Memory kills this code

This code is giving accurate plot but needs too much memory and is slow. I have been working since few months to get 3D volume plot of this Astrophysical data linked here. You can download this data by clicking on Download icon and needs no sign in. This parallel code is working fine but it consumes too much RAM memory and process gets killed.

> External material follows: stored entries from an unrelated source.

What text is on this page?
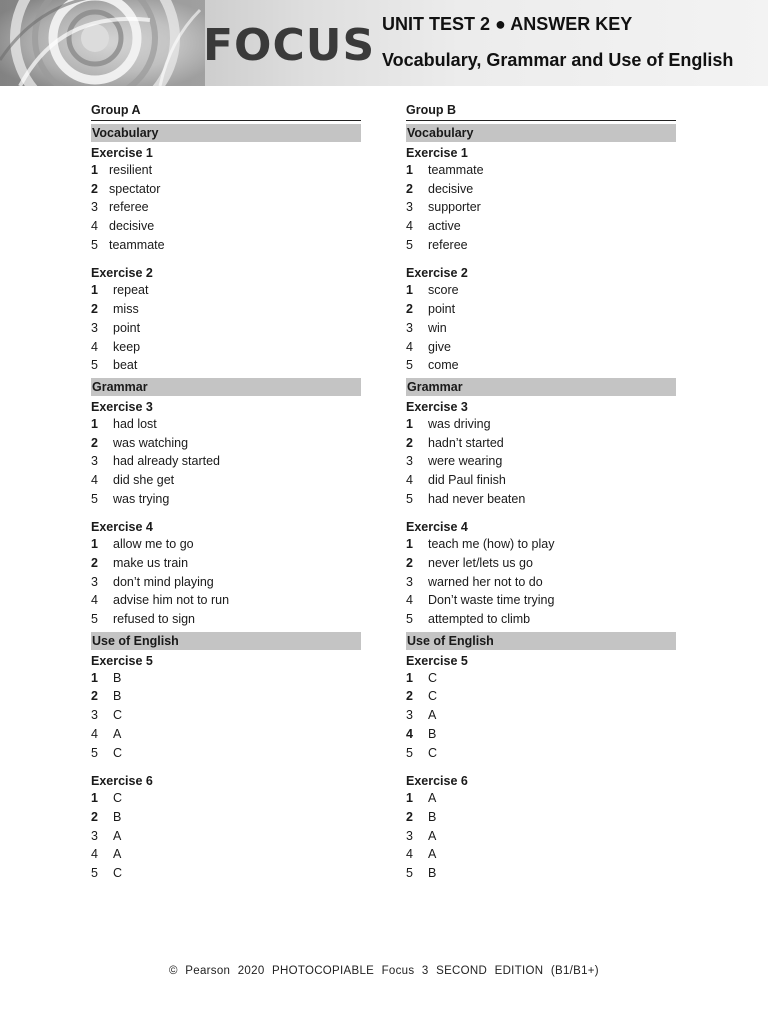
FOCUS UNIT TEST 2 ● ANSWER KEY
Vocabulary, Grammar and Use of English
Group A
Vocabulary
Exercise 1
1 resilient
2 spectator
3 referee
4 decisive
5 teammate
Exercise 2
1 repeat
2 miss
3 point
4 keep
5 beat
Grammar
Exercise 3
1 had lost
2 was watching
3 had already started
4 did she get
5 was trying
Exercise 4
1 allow me to go
2 make us train
3 don’t mind playing
4 advise him not to run
5 refused to sign
Use of English
Exercise 5
1 B
2 B
3 C
4 A
5 C
Exercise 6
1 C
2 B
3 A
4 A
5 C
Group B
Vocabulary
Exercise 1
1 teammate
2 decisive
3 supporter
4 active
5 referee
Exercise 2
1 score
2 point
3 win
4 give
5 come
Grammar
Exercise 3
1 was driving
2 hadn’t started
3 were wearing
4 did Paul finish
5 had never beaten
Exercise 4
1 teach me (how) to play
2 never let/lets us go
3 warned her not to do
4 Don’t waste time trying
5 attempted to climb
Use of English
Exercise 5
1 C
2 C
3 A
4 B
5 C
Exercise 6
1 A
2 B
3 A
4 A
5 B
© Pearson 2020 PHOTOCOPIABLE Focus 3 SECOND EDITION (B1/B1+)
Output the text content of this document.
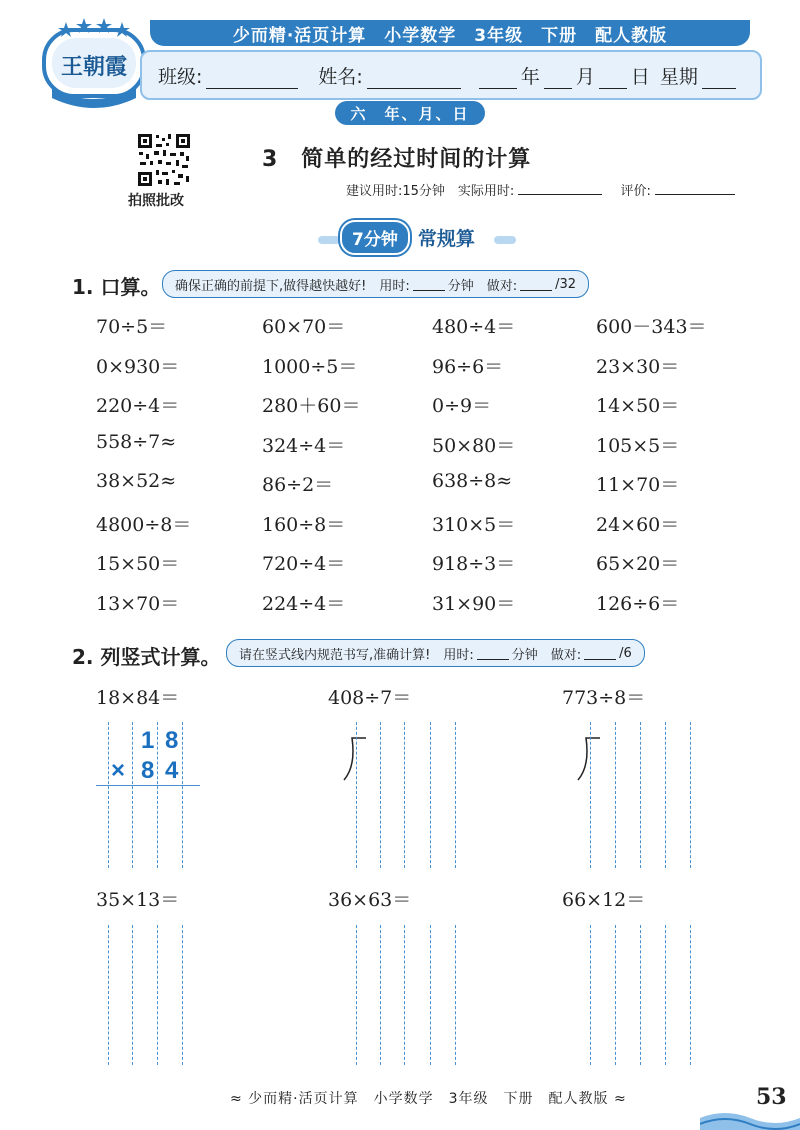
少而精·活页计算　小学数学　3年级　下册　配人教版
王朝霞	班级:	姓名:	年 月 日 星期
六　年、月、日
拍照批改
3　简单的经过时间的计算
建议用时:15分钟　实际用时:	评价:
7分钟	常规算
1. 口算。 确保正确的前提下,做得越快越好!　用时:	分钟　做对:	/32
70÷5＝	60×70＝	480÷4＝	600－343＝
0×930＝	1000÷5＝	96÷6＝	23×30＝
220÷4＝	280＋60＝	0÷9＝	14×50＝
558÷7≈	324÷4＝	50×80＝	105×5＝
38×52≈	86÷2＝	638÷8≈	11×70＝
4800÷8＝	160÷8＝	310×5＝	24×60＝
15×50＝	720÷4＝	918÷3＝	65×20＝
13×70＝	224÷4＝	31×90＝	126÷6＝
2. 列竖式计算。 请在竖式线内规范书写,准确计算!　用时:	分钟　做对:	/6
18×84＝	408÷7＝	773÷8＝
35×13＝	36×63＝	66×12＝
1 8
× 8 4
≈ 少而精·活页计算　小学数学　3年级　下册　配人教版 ≈	53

julia> @time fig = plothdf_volume_parallel(“sane00.prim.01800.athdf”; samples_per_axis = 20, grid_res = 100)
Processing 872 blocks with 14 threads…
Killed julia -t auto

This data contains many mesh blocks( 872). My 32GB ram gets filled before processing about 60 mesh blocks in this @threads for b in 1:num_blocks iteration. You can replace this with @threads for b in 5 on 28th code line to get working plot. # place number of any mesh block you like to plot.

  • What should i do to reduce memory usage and also improve performance? I want to make it run fast as much possible. I have to get many such plots.
using GLMakie, Random, Interpolations
using HDF5, Meshes, CoordRefSystems, Unitful, Statistics
using Base.Threads

function plothdf_volume_parallel(h5file::String; samples_per_axis::Int = 6, grid_res::Int = 100)
    # --- Load HDF5 data ---
    h5 = h5open(h5file, "r")
    num_blocks::Int32 = read(HDF5.attributes(h5), "NumMeshBlocks")
    MeshBlockSize::Vector{Int32} = read(HDF5.attributes(h5), "MeshBlockSize")
    B = read(h5["B"])
    Br, Bθ, Bϕ = @views B[:,:,:,:,1], B[:,:,:,:,2], B[:,:,:,:,3]
    Bp = @. hypot(Br, Bθ) / Bϕ
    x_all::Array{Float32, 2} = read(h5["x1f"])
    y_all::Array{Float32, 2} = read(h5["x2f"])
    z_all::Array{Float32, 2} = read(h5["x3f"])
    close(h5)

    # --- Visualization setup ---
    fig = Figure(size = (1000, 800))
    ax = Axis3(fig[1, 1], title = "Interpolated Volume", aspect = :data, viewmode = :free)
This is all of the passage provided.